Y surge, a partir de allí, un factor crucial del que supo hacerse carne el propio Independiente hace algunos meses y que, de a poco, parece insinuar con recuperarlo: estamos hablando de la fortaleza en casa. Y está obligado a hacerlo, a sabiendas de lo que les cuesta a los equipos (incluido el "Rojo") imponer condiciones en canchas ajenas como visitantes. Es por eso que ganar de local se ha transformado en un aspecto innegociable, teniendo en cuenta una brecha llamativa entre el poderío de un equipo jugando de local y el poderío del mismo visitando a un rival.
| Santiago Montiel, Kevin Lomónaco y Gabriel Ávalos festejando el primer gol del sábado. |
Así las cosas, luego de sostenerse impoluto en Avellaneda durante casi un año, Independiente atravesó una dura segunda mitad de año durante el 2025 donde perdió aquella fortaleza en el Estadio Libertadores de América - REB. Pero que, no obstante, hoy busca y sueña con recuperarla.

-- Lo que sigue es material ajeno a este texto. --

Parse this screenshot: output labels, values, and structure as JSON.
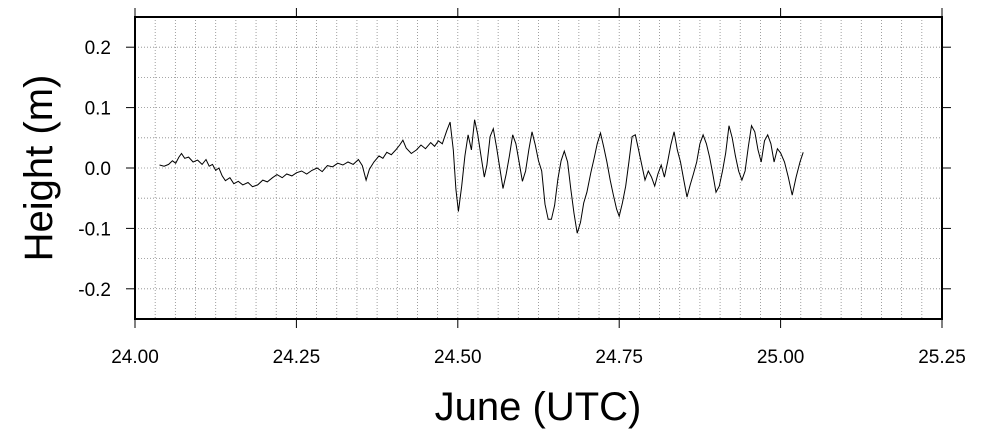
{
  "chart_data": {
    "type": "line",
    "xlabel": "June (UTC)",
    "ylabel": "Height (m)",
    "xlim": [
      24.0,
      25.25
    ],
    "ylim": [
      -0.25,
      0.25
    ],
    "x_ticks": [
      24.0,
      24.25,
      24.5,
      24.75,
      25.0,
      25.25
    ],
    "x_tick_labels": [
      "24.00",
      "24.25",
      "24.50",
      "24.75",
      "25.00",
      "25.25"
    ],
    "y_ticks": [
      -0.2,
      -0.1,
      0.0,
      0.1,
      0.2
    ],
    "y_tick_labels": [
      "-0.2",
      "-0.1",
      "0.0",
      "0.1",
      "0.2"
    ],
    "grid": "dotted, minor x every 0.03125 day, y every 0.05 m",
    "line_color": "#000000",
    "series": [
      {
        "points": [
          [
            24.038,
            0.005
          ],
          [
            24.045,
            0.003
          ],
          [
            24.052,
            0.006
          ],
          [
            24.058,
            0.012
          ],
          [
            24.063,
            0.008
          ],
          [
            24.068,
            0.018
          ],
          [
            24.072,
            0.024
          ],
          [
            24.077,
            0.016
          ],
          [
            24.083,
            0.018
          ],
          [
            24.09,
            0.01
          ],
          [
            24.097,
            0.013
          ],
          [
            24.104,
            0.006
          ],
          [
            24.11,
            0.014
          ],
          [
            24.115,
            0.003
          ],
          [
            24.12,
            0.006
          ],
          [
            24.125,
            -0.004
          ],
          [
            24.13,
            0.0
          ],
          [
            24.135,
            -0.013
          ],
          [
            24.14,
            -0.021
          ],
          [
            24.147,
            -0.016
          ],
          [
            24.153,
            -0.026
          ],
          [
            24.16,
            -0.022
          ],
          [
            24.167,
            -0.028
          ],
          [
            24.175,
            -0.024
          ],
          [
            24.182,
            -0.031
          ],
          [
            24.19,
            -0.028
          ],
          [
            24.198,
            -0.02
          ],
          [
            24.205,
            -0.023
          ],
          [
            24.213,
            -0.016
          ],
          [
            24.22,
            -0.011
          ],
          [
            24.228,
            -0.016
          ],
          [
            24.235,
            -0.01
          ],
          [
            24.243,
            -0.013
          ],
          [
            24.25,
            -0.008
          ],
          [
            24.258,
            -0.005
          ],
          [
            24.266,
            -0.01
          ],
          [
            24.274,
            -0.004
          ],
          [
            24.282,
            0.0
          ],
          [
            24.29,
            -0.006
          ],
          [
            24.298,
            0.004
          ],
          [
            24.306,
            0.002
          ],
          [
            24.314,
            0.008
          ],
          [
            24.322,
            0.005
          ],
          [
            24.33,
            0.01
          ],
          [
            24.338,
            0.006
          ],
          [
            24.346,
            0.014
          ],
          [
            24.352,
            0.004
          ],
          [
            24.358,
            -0.02
          ],
          [
            24.363,
            -0.002
          ],
          [
            24.37,
            0.01
          ],
          [
            24.378,
            0.02
          ],
          [
            24.384,
            0.016
          ],
          [
            24.39,
            0.026
          ],
          [
            24.397,
            0.022
          ],
          [
            24.404,
            0.03
          ],
          [
            24.41,
            0.038
          ],
          [
            24.415,
            0.046
          ],
          [
            24.42,
            0.033
          ],
          [
            24.428,
            0.024
          ],
          [
            24.436,
            0.03
          ],
          [
            24.443,
            0.038
          ],
          [
            24.45,
            0.032
          ],
          [
            24.458,
            0.042
          ],
          [
            24.464,
            0.036
          ],
          [
            24.47,
            0.045
          ],
          [
            24.476,
            0.04
          ],
          [
            24.483,
            0.062
          ],
          [
            24.488,
            0.076
          ],
          [
            24.493,
            0.03
          ],
          [
            24.497,
            -0.035
          ],
          [
            24.501,
            -0.072
          ],
          [
            24.506,
            -0.03
          ],
          [
            24.511,
            0.02
          ],
          [
            24.516,
            0.055
          ],
          [
            24.521,
            0.03
          ],
          [
            24.526,
            0.08
          ],
          [
            24.531,
            0.055
          ],
          [
            24.536,
            0.02
          ],
          [
            24.541,
            -0.015
          ],
          [
            24.545,
            0.005
          ],
          [
            24.55,
            0.052
          ],
          [
            24.555,
            0.065
          ],
          [
            24.56,
            0.035
          ],
          [
            24.565,
            0.0
          ],
          [
            24.57,
            -0.034
          ],
          [
            24.575,
            -0.01
          ],
          [
            24.58,
            0.02
          ],
          [
            24.585,
            0.055
          ],
          [
            24.59,
            0.04
          ],
          [
            24.595,
            0.01
          ],
          [
            24.6,
            -0.022
          ],
          [
            24.605,
            -0.005
          ],
          [
            24.61,
            0.03
          ],
          [
            24.615,
            0.06
          ],
          [
            24.62,
            0.038
          ],
          [
            24.625,
            0.012
          ],
          [
            24.63,
            -0.005
          ],
          [
            24.635,
            -0.06
          ],
          [
            24.64,
            -0.085
          ],
          [
            24.645,
            -0.085
          ],
          [
            24.65,
            -0.062
          ],
          [
            24.655,
            -0.018
          ],
          [
            24.66,
            0.012
          ],
          [
            24.665,
            0.028
          ],
          [
            24.67,
            0.01
          ],
          [
            24.675,
            -0.035
          ],
          [
            24.68,
            -0.075
          ],
          [
            24.685,
            -0.108
          ],
          [
            24.69,
            -0.09
          ],
          [
            24.695,
            -0.058
          ],
          [
            24.7,
            -0.04
          ],
          [
            24.706,
            -0.008
          ],
          [
            24.711,
            0.015
          ],
          [
            24.716,
            0.04
          ],
          [
            24.721,
            0.058
          ],
          [
            24.726,
            0.035
          ],
          [
            24.731,
            0.01
          ],
          [
            24.736,
            -0.02
          ],
          [
            24.741,
            -0.045
          ],
          [
            24.746,
            -0.068
          ],
          [
            24.75,
            -0.08
          ],
          [
            24.755,
            -0.058
          ],
          [
            24.76,
            -0.03
          ],
          [
            24.765,
            0.01
          ],
          [
            24.77,
            0.052
          ],
          [
            24.775,
            0.055
          ],
          [
            24.78,
            0.03
          ],
          [
            24.785,
            0.005
          ],
          [
            24.79,
            -0.02
          ],
          [
            24.795,
            -0.005
          ],
          [
            24.8,
            -0.015
          ],
          [
            24.805,
            -0.03
          ],
          [
            24.81,
            -0.01
          ],
          [
            24.815,
            0.005
          ],
          [
            24.82,
            -0.015
          ],
          [
            24.825,
            0.01
          ],
          [
            24.83,
            0.038
          ],
          [
            24.835,
            0.06
          ],
          [
            24.84,
            0.03
          ],
          [
            24.845,
            0.01
          ],
          [
            24.85,
            -0.02
          ],
          [
            24.855,
            -0.048
          ],
          [
            24.86,
            -0.028
          ],
          [
            24.865,
            -0.01
          ],
          [
            24.87,
            0.01
          ],
          [
            24.875,
            0.04
          ],
          [
            24.88,
            0.055
          ],
          [
            24.885,
            0.04
          ],
          [
            24.89,
            0.018
          ],
          [
            24.895,
            -0.01
          ],
          [
            24.9,
            -0.04
          ],
          [
            24.905,
            -0.03
          ],
          [
            24.91,
            -0.005
          ],
          [
            24.915,
            0.025
          ],
          [
            24.92,
            0.07
          ],
          [
            24.925,
            0.05
          ],
          [
            24.93,
            0.02
          ],
          [
            24.935,
            -0.005
          ],
          [
            24.94,
            -0.02
          ],
          [
            24.945,
            -0.005
          ],
          [
            24.95,
            0.035
          ],
          [
            24.955,
            0.07
          ],
          [
            24.96,
            0.06
          ],
          [
            24.965,
            0.03
          ],
          [
            24.97,
            0.01
          ],
          [
            24.975,
            0.045
          ],
          [
            24.98,
            0.055
          ],
          [
            24.985,
            0.04
          ],
          [
            24.99,
            0.01
          ],
          [
            24.995,
            0.032
          ],
          [
            25.0,
            0.025
          ],
          [
            25.006,
            0.01
          ],
          [
            25.012,
            -0.015
          ],
          [
            25.018,
            -0.045
          ],
          [
            25.024,
            -0.015
          ],
          [
            25.03,
            0.01
          ],
          [
            25.035,
            0.026
          ]
        ]
      }
    ]
  }
}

Si bien está claro que lo que tanto quiere el DT y el plantel es conformar una cierta regularidad para no transformarse en una suerte de "subibaja", el camino para llegar a eso podría ser el hecho de imponerse en casa para luego intentar repetir fuera del Bochini.
Una estadística por sostener
De esta manera, el "Rey de Copas" se enfrentará a un desafío: el de sostener en el tiempo una estadística que viene consolidando desde hace siete partidos para a partir de allí seguir construyendo inclusive como visitante.
Es que, sumando los últimos compromisos del año pasado con los recientes cotejos por el Apertura 2026, los de Quinteros se encuentran invictos en Avellaneda con siete partidos sin perder (cinco victorias y dos empates).
| Iván Marcone y Juan Manuel Fedorco en el triunfo sobre Central Córdoba. |
Ahora, la tarea será mantener dicha performance a lo largo de los partidos. Algo que no será sencillo, pero por lo que aún con sus limitaciones, este Independiente labura por cumplimentar.